Apply 6 different transformations to enviorment:



1.   Every action the agent makes is repeated over 4 frames
2.   The size of each frame is 84x84

1.   The frames are converted to PyTorch tensors
2.   Only every fourth frame is collected by the buffer

1.   The frames are normalized so that pixels values are between 0 and 1
2.   The number of actions is reduced to 5 (such that agent can only move right)


In [None]:
class MaxandSkipEnv(gym.Wrapper):
  def __init__(self, env=None, skip=4):
    """Return only every 'skip'-th frame"""
    super(MaxandSkipEnv, self).__init__(env)
    self._obs_buffer = collections.deque(maxlen=2)
    self._skip = skip
  
  def step(self, action):
    total_reward = 0.0
    done = None
    for _ in range(self._skip):
      obs, reward, done, info = self.env.step(action)
      self._obs_buffer.append(obs)
      total_reward += total_reward
      if done:
        break
    max_frame = np.max(np.stack(self._obs_buffer), axis=0)
    return max_frame, total_reward, done, info
  
  def reset(self):
    """Clear past frame buffer and init to first ob"""
    self._obs_buffer.clear()
    obs = self.env.reset()
    self._obs_buffer.append(obs)
    return obs

class ProcessFrame84(gym.ObservationWrapper):
  """
  Downsamples image to 84x84
  Greyscales image

  Returns numpy array
  """
  def __init__(self, env=None):
    super(ProcessFrame84, self).__init__(env)
    self.observation_space = gym.spaces.BOx(low=0, high=255, shape=np.uint8)
  
  def observation(self, obs):
    return ProcessFrame84.process(obs)
  
  @staticmethod
  def process(frame):
    if frame.size == 240*256*3:
      img = np.reshape(frame, [240, 256, 3]).astype(np.float32)
    else:
      assert False, "Unknown resolution."
    img = img[:, :, 0]*0.299+img[:, :, 1]*0.587+img[:, :, 2]*0.114
    resized_screen = cv2.resize(img, (84, 110), interpolation=cv2.INTER_AREA)
    x_t = resized_screen([18:102, :])
    x_t = np.reshape(x_t, [84, 84, 1])
    return x_t.astype(np.unit8)

class ImageToPyTorch(gym.ObservationWrapper):
  def __init__(self, env):
    super(ImageToPyTorch, self).__init__(env)
    old_shape = self.observation_space.shape
    self.observation_space = gym.space.Box(low=0.0, high=1.0, shape=(old_shape[-1], old_shape[0], old_shape[1]),
                                           dtype=np.float32)
  
  def observation(self, observation):
    return np.moveaxis(observation, 2, 0)

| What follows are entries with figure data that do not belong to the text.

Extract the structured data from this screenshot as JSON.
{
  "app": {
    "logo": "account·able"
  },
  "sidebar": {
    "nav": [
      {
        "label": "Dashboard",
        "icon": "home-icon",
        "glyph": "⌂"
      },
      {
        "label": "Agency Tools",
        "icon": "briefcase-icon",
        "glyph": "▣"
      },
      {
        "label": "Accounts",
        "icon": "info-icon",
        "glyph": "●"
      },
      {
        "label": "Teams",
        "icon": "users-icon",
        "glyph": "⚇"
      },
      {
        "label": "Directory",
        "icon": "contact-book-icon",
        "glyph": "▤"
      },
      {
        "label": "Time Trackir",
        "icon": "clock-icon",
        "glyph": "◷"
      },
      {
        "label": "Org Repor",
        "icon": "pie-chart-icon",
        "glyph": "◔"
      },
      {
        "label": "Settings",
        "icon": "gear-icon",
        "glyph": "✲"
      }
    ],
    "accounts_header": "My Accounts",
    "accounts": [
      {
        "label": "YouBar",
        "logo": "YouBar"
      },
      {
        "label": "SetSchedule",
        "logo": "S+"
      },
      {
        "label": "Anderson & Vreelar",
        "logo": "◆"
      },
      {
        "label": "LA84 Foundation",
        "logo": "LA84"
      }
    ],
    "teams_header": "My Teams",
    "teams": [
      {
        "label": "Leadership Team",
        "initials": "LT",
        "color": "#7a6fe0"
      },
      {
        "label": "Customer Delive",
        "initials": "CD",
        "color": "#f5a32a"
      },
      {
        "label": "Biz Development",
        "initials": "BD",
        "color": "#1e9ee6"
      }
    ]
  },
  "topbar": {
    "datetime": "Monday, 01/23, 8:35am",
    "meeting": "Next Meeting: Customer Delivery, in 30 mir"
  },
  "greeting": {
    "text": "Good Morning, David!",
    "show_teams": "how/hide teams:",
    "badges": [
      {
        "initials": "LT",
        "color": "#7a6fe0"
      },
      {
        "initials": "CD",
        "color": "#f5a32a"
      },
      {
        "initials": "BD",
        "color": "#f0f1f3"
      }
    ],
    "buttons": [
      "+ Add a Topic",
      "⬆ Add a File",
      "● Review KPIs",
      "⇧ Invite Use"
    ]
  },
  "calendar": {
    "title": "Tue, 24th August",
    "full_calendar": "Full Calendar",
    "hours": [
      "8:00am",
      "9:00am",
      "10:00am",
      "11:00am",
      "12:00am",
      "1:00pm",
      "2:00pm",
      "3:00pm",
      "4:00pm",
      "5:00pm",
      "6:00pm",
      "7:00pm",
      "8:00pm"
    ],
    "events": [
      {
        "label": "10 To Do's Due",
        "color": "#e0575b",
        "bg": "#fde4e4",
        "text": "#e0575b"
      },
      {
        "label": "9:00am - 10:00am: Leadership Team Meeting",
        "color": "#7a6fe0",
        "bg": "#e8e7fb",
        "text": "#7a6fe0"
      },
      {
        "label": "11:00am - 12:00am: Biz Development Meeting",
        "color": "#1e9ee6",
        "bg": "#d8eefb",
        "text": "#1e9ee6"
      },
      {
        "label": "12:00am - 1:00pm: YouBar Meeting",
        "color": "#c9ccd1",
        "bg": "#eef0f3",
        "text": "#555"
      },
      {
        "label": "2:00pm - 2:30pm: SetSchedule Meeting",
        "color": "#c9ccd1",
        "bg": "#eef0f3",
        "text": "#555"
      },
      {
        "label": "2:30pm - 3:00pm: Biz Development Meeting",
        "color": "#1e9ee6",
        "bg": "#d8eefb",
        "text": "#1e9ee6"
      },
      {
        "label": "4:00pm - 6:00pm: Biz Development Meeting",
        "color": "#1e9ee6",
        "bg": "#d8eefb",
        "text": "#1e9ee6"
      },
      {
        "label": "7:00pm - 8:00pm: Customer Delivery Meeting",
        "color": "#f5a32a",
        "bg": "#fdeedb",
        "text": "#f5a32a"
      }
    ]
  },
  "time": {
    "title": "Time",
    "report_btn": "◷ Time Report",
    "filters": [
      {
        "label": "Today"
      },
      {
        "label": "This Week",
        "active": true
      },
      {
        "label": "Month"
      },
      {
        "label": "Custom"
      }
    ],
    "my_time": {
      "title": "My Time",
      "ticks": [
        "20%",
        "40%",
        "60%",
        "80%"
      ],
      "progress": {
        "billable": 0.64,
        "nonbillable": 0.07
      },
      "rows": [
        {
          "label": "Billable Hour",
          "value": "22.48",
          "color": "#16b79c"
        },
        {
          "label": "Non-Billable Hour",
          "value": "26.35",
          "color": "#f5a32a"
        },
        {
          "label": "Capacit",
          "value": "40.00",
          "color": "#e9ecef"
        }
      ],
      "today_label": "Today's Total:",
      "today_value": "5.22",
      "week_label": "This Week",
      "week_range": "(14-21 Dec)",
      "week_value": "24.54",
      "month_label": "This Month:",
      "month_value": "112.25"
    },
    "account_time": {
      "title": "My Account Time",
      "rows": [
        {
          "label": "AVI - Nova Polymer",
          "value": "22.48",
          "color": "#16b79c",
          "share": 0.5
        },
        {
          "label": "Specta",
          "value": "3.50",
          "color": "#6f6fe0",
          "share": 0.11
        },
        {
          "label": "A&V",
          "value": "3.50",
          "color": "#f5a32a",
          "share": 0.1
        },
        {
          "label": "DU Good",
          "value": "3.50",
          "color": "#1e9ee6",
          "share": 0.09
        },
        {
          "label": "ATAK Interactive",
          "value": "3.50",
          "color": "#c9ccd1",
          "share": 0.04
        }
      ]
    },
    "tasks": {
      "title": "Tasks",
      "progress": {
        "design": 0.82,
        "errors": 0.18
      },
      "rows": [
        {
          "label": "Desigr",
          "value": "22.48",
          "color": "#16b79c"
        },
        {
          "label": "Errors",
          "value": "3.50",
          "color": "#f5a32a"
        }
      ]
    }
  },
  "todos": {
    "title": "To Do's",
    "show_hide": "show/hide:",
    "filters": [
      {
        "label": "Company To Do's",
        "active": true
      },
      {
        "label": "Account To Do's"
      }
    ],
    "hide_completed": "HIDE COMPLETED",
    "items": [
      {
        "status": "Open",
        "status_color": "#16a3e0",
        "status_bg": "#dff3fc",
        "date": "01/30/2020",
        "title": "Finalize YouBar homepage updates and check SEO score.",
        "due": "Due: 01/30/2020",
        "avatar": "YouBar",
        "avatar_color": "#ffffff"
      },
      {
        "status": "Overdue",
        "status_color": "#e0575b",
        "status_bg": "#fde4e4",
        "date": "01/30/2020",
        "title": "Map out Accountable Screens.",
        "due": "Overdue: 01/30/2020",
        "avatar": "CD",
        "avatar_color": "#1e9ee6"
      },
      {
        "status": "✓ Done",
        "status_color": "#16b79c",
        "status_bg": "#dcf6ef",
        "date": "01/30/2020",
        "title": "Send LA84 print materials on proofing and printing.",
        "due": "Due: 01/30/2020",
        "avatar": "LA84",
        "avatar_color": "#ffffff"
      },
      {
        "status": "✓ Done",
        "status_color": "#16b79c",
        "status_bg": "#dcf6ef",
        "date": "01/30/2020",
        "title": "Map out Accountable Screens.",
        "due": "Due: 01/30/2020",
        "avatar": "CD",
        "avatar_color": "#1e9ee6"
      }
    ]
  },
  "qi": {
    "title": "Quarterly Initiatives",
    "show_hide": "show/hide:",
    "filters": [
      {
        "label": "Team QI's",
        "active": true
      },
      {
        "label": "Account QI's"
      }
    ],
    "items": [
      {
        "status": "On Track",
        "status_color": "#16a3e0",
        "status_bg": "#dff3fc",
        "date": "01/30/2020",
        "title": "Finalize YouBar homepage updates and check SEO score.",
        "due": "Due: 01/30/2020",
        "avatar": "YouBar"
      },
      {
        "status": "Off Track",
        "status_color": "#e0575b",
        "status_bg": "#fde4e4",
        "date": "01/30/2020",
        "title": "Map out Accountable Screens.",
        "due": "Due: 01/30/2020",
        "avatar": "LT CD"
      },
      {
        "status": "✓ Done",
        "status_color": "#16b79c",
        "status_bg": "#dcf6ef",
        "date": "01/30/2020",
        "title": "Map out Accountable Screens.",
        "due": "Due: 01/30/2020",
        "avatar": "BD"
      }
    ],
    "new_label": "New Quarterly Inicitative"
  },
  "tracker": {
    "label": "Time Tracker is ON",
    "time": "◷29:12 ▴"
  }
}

class ScaledFloatFrame(gym.ObservationWrapper):
  """Normalized pixel values in frame --> 0 to 1"""
  def observation(self, obs):
    return np.array(obs).astype(np.float32)/255.0
class BufferWrapper(gym.ObservationWrapper):
  def __init__(self, env, n_steps, dtype=np.float32):
    super(BufferWrapper, self).__init__(env)
    self.dtype = dtype
    old_space = env.observation_space
    self.observation_space = gym.space.Box(old_space.repeat(n_steps, axis=0),
                                           old_space.high.repeat(n_steps, axis=0),
                                           dtype=dtype)
  def reset(self):
    self.buffer = np.zeros_like(self.observation_space.low, dtype=self.dtype)
    return self.observation(self.env.reset())
  
  def observation(self, observation):
    self.buffer[:-1] = self.buffer[1:]
    self.buffer[-1] = observation
    return self.buffer

def make_env(env):
  env = MaxandSkipEnv(env)
  env = ProcessFrame84(env)
  env = ImageToPyTorch(env)
  env = BufferWrapper(env, 4)
  env = ScaledFloatFrame(env)
  return JoypadSpace (env, RIGHT_ONLY)